I discuss this argument on pp. 177-185 in Faith Versus Fact. And it’s clear that for many purposes, our minds have indeed evolved to find out what’s true about our world. For finding out what’s true—where the animals are, how they behave, what plants are safe to eat, what other members of your group are like—will very often promote the survival of your genes. Does Gray not see any connection at all between finding out what’s real and one’s survival? If not, he’s more ignorant than I thought.

But of course our minds are limited by evolution as well, and, as Trivers has shown, sometimes it pays us to deceive others, or even ourselves, so we’ll often believe stuff that is wrong. And there are, of course, things we believe, based on experience with other things, that are also wrong: that a severed tetherball will fly off in a spiral, that we saw things we never did, and that we ourselves are generally better than other people. No evolutionist thinks that natural selection will always lead us to believe what is true, for some of the “adaptive” behaviors and beliefs that have led us to truth also have spandrels that cause us to believe things that are untrue. Optical illusions are one example.

And why demonize religion? That brings us to Gray’s final point:

c. The Good “Old Atheists” were better than the “simple” New Atheists because they made fun of religion but didn’t try to do away with it. These “Old Atheists” invariably include Mencken and Camus, but often leave out people like Ingersoll and Russell—people who were not only atheists but anti-theists. Ingersoll and Russell, for instance, constantly pointed out the dangers of faith, and touted a world without God. Gray’s big hero, though, is H. L. Mencken:

 Atheism need not be an evangelical cult. Here and there one finds thinkers who have truly left redemptive myths behind. The American journalist and iconoclast H L Mencken was a rambunctious atheist who delighted in lambasting religious believers; but he did so in a spirit of mockery, not out of any interest in converting them into unbelievers. Wisely, he did not care what others believed. Rather than lamenting the fact of incurable human irrationality, he preferred to laugh at the spectacle it presents. If monotheism was, for Mencken, an amusing exhibition of human folly, one suspects he would have found the new atheism just as entertaining.

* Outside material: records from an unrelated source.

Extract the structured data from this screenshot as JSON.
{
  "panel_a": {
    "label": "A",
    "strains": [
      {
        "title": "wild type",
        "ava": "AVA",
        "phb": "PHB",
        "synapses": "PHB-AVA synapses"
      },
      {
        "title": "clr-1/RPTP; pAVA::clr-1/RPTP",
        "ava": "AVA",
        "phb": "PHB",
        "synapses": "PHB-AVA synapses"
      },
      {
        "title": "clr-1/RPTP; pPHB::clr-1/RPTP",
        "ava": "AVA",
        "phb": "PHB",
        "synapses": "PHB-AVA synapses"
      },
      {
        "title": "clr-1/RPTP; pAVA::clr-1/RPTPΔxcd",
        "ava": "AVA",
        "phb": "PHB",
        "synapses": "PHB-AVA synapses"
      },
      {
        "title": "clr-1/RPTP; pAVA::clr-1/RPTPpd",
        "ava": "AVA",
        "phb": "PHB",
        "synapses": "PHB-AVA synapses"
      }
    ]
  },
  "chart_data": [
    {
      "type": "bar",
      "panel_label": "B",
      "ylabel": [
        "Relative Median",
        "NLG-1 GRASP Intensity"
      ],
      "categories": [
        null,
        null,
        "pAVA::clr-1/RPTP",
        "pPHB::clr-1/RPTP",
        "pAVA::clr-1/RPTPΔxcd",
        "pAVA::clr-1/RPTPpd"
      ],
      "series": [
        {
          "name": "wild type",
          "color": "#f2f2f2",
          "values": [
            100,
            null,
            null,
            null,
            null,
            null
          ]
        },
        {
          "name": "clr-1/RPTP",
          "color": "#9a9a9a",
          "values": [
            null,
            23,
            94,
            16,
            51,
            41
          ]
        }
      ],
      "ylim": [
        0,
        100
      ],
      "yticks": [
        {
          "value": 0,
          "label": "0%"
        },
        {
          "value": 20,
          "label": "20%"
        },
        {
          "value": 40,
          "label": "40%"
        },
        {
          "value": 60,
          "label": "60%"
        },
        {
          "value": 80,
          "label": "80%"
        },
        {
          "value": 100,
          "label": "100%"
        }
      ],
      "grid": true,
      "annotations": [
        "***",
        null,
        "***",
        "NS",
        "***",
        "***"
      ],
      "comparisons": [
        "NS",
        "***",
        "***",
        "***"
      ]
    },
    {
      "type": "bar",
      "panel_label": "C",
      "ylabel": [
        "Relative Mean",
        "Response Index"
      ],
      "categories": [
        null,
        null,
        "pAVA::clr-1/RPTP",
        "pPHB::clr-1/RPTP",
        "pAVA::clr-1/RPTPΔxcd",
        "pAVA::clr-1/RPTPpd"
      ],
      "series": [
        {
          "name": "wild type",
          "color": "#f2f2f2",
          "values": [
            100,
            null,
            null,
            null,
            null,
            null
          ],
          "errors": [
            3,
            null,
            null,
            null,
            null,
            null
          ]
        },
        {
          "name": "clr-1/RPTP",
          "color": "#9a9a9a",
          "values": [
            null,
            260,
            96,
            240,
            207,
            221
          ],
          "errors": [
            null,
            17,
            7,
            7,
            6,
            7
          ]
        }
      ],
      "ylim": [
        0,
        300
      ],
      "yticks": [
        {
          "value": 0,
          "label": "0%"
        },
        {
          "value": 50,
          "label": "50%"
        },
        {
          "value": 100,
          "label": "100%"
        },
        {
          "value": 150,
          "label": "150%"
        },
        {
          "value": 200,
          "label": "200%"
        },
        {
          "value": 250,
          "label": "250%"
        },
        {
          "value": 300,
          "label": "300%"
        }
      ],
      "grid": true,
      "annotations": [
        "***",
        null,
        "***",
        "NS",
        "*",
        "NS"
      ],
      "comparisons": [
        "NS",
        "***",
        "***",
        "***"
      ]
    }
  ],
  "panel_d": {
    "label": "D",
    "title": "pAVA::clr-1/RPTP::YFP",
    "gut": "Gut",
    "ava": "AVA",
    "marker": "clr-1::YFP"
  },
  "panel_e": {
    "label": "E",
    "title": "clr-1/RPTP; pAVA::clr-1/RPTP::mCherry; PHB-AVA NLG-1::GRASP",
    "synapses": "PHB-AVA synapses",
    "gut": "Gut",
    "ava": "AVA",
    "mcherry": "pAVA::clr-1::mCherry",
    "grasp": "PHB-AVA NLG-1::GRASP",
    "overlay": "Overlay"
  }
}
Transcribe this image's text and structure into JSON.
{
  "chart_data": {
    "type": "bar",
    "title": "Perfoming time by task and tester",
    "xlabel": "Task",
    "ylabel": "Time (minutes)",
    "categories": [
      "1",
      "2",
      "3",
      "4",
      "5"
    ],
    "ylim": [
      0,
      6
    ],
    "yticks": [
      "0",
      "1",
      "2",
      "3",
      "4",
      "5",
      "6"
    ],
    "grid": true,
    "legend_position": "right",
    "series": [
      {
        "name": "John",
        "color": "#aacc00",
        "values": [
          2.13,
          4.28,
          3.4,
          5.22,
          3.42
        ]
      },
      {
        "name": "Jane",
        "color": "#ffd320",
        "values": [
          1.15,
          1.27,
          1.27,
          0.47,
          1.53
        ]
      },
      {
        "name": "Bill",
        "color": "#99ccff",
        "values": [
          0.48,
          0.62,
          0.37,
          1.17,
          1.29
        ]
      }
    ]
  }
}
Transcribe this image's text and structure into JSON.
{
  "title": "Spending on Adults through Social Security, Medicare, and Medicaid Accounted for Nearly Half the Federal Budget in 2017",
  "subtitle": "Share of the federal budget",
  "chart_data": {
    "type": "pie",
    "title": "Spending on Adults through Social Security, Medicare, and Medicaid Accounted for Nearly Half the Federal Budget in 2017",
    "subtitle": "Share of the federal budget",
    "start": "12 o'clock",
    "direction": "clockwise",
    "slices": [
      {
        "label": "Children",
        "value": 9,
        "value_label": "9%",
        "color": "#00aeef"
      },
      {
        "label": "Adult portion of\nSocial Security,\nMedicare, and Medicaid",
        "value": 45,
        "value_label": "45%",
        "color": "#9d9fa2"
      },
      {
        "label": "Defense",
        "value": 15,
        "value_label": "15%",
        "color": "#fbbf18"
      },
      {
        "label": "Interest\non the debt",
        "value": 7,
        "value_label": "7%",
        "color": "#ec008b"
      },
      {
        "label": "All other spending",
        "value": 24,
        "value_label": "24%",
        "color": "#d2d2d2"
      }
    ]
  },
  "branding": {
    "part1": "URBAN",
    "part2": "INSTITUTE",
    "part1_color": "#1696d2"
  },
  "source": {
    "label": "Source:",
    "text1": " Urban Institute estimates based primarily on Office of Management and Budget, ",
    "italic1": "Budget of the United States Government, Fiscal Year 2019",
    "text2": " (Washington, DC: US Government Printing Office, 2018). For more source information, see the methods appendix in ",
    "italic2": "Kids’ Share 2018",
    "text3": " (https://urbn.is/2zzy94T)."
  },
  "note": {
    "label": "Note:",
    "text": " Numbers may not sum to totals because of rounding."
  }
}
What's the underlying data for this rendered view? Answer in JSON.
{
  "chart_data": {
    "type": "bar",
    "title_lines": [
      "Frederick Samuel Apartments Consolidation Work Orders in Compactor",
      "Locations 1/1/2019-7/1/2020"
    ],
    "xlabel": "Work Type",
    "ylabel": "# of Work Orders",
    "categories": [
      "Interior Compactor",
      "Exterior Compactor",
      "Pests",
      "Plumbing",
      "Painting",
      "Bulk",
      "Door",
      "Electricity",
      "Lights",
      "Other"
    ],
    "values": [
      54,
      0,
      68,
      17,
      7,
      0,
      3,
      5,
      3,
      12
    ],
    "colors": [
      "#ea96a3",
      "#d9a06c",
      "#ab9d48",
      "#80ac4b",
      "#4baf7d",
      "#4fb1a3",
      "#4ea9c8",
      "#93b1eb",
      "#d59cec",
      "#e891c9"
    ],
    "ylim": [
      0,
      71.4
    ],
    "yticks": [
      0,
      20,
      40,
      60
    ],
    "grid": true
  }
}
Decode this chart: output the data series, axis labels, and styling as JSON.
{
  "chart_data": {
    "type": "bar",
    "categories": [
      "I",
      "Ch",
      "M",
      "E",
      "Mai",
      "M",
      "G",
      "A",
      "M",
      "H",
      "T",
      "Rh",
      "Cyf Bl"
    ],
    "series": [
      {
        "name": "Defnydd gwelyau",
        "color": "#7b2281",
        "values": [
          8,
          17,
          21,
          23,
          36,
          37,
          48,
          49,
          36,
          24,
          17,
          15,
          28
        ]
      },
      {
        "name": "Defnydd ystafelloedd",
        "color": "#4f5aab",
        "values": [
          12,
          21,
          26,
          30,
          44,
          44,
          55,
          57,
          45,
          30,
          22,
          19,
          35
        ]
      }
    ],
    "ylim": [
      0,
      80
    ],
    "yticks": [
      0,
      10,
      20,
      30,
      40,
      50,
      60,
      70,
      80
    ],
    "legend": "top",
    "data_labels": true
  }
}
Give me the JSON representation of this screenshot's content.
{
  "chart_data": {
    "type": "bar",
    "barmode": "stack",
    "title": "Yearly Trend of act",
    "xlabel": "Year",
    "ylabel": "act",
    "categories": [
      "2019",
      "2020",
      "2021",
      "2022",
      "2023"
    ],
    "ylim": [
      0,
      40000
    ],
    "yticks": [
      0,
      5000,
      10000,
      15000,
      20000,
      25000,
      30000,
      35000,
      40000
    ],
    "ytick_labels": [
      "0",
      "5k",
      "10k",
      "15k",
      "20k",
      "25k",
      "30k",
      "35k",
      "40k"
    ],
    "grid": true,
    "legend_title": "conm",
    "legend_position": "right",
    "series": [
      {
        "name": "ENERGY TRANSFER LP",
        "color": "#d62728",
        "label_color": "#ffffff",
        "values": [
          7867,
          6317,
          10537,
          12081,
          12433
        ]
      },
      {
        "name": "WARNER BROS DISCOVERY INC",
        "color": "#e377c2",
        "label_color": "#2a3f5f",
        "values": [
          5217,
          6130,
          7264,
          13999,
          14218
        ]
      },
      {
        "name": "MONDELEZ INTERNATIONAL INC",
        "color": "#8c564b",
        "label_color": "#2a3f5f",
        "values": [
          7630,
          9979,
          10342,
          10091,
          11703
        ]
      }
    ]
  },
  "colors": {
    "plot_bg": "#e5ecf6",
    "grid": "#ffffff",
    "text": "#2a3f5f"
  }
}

I am trying to understand the mindset that leads one to say, “Wisely, he did not care what others believed.” When you think about it, that’s a reprehensible and selfish thing to say. Why do you care what others believe? Because beliefs lead to actions, and sometimes those actions are harmful to other people and society as a whole. Would Gray say the same thing about politics: “We shouldn’t care what Republicans believe”?

Mencken was a satirist and a sybarite, not a social activist. He preferred to mock religion before a fire in his Baltimore home, comfortably ensconced behind a schooner or three of beer. In contrast, Russell and Ingersoll were activists, and wanted to do something about religion’s harms. Following Gray’s advice, let’s by all means just laugh at the Republicans, but let us not try to do anything about their views on promulgating guns, banning abortion, and demonizing women, gays, and immigrants. After all, as philosopher Gray tells us, that’s the WISER thing to do.

I’ve also pondered at length why an atheist philosopher who clearly thinks highly of his own intellectual acumen nevertheless promulgates the Little People’s Argument. Apparently Gray doesn’t need religion to be a good person, but believes that nearly everyone else does. What a low opinion of human nature, and what a recipe for inaction!